Kathryn DeHoyos currently resides on the outskirts of Austin, TX. She has 2 beautiful children, and is very happily un-married to her life partner DJ.

Comments

  1. “The Church of England, which is strongly opposed to the bill, said in a letter to lawmakers Friday that it cannot support the legislation “because of its concern for the uncertain and unforeseen consequences for wider society and the common good when marriage is redefined in gender-neutral terms.”

    Ha! They are an established church, a department of the state. Not only does their opposition count for nothing, but when the law passes it may very well comple them to perform the ceremonies, as organs of the government.

    I know church leaders are thinking of maintaining the unity of the Anglican Communion, but this move is going to kill that. All those loudmouth bishops in Nigeria and the rest of Africa? – their heads are going to explode. Good. The sooner those Pentacostals in Anglican drag get their fundamentalist asses out of the Church the better.

    • I’m really disappointed in the CofE. Apparently on the first day the new Archbishop of Canterbury came out against the bill. Guess they know which side their bread is buttered.

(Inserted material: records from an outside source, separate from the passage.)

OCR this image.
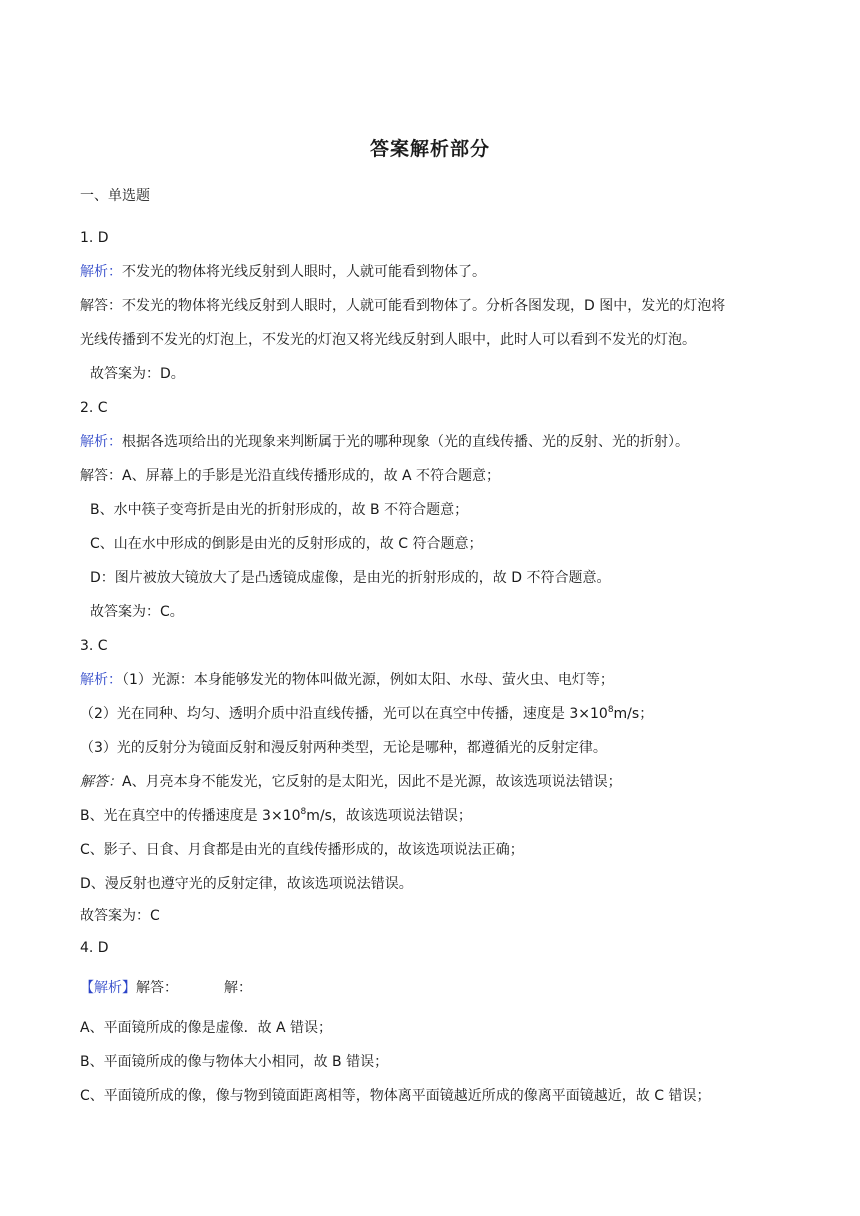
答案解析部分
一、单选题
1. D
解析：不发光的物体将光线反射到人眼时，人就可能看到物体了。
解答：不发光的物体将光线反射到人眼时，人就可能看到物体了。分析各图发现，D 图中，发光的灯泡将
光线传播到不发光的灯泡上，不发光的灯泡又将光线反射到人眼中，此时人可以看到不发光的灯泡。
故答案为：D。
2. C
解析：根据各选项给出的光现象来判断属于光的哪种现象（光的直线传播、光的反射、光的折射）。
解答：A、屏幕上的手影是光沿直线传播形成的，故 A 不符合题意；
B、水中筷子变弯折是由光的折射形成的，故 B 不符合题意；
C、山在水中形成的倒影是由光的反射形成的，故 C 符合题意；
D：图片被放大镜放大了是凸透镜成虚像，是由光的折射形成的，故 D 不符合题意。
故答案为：C。
3. C
解析：（1）光源：本身能够发光的物体叫做光源，例如太阳、水母、萤火虫、电灯等；
（2）光在同种、均匀、透明介质中沿直线传播，光可以在真空中传播，速度是 $3\times 10^8m/s$；
（3）光的反射分为镜面反射和漫反射两种类型，无论是哪种，都遵循光的反射定律。
解答：A、月亮本身不能发光，它反射的是太阳光，因此不是光源，故该选项说法错误；
B、光在真空中的传播速度是 $3\times 10^8m/s$，故该选项说法错误；
C、影子、日食、月食都是由光的直线传播形成的，故该选项说法正确；
D、漫反射也遵守光的反射定律，故该选项说法错误。
故答案为：C
4. D
【解析】解答：	解：
A、平面镜所成的像是虚像．故 A 错误；
B、平面镜所成的像与物体大小相同，故 B 错误；
C、平面镜所成的像，像与物到镜面距离相等，物体离平面镜越近所成的像离平面镜越近，故 C 错误；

      And I entirely agree – broadly speaking the CofE is a fairly tolerable church, it just needs to shuck the dead weight.

  2. Joe Glackin says:

    I cannot see what business the Church has in civil matters regarding legal affairs . However all Churches have a responsibility to Society, in administering and protecting the Spiritual welfare of its congregations. Birth ,Marriage and death etc are of high importance to life and the Government’s duty is protection . The Churches responsibility is our Spiritual welfare. All of this is under threat by undermining the Churches teachings on Spiritual principles. The Government also has similar regarding its administration of law and order. Both Church and State cannot leave themselves in a position of vulnerability, by allowing their core values submit to minority/ majority self-aspirations. The government can operate on this by its Democratic process. The Church cant, even though many changes have taken place. They cannot do much regarding its principles on birth ,marriage and death. When this issue of Gay marriage, which goes against core Church values and civil legalities by its wording , creates unnecessary division .
    I see no problem in striving and obtaining a civil union to cover all this. Their commitment, legal rights as partners, etc would be well protected. But no ,challenge the Church etc and force them into civil concerns regarding Society and Spiritual issues.Would it not suit these people better to put their energies into protesting the executions in Iran or injustices elsewhere? It seems better to play victims of a so called injustice and blame the Church etc. I wonder how they would view the Catholic Church ,s ignorance regarding “love “ by Iran,s reception, to them holding hands ,blowing whistles etc.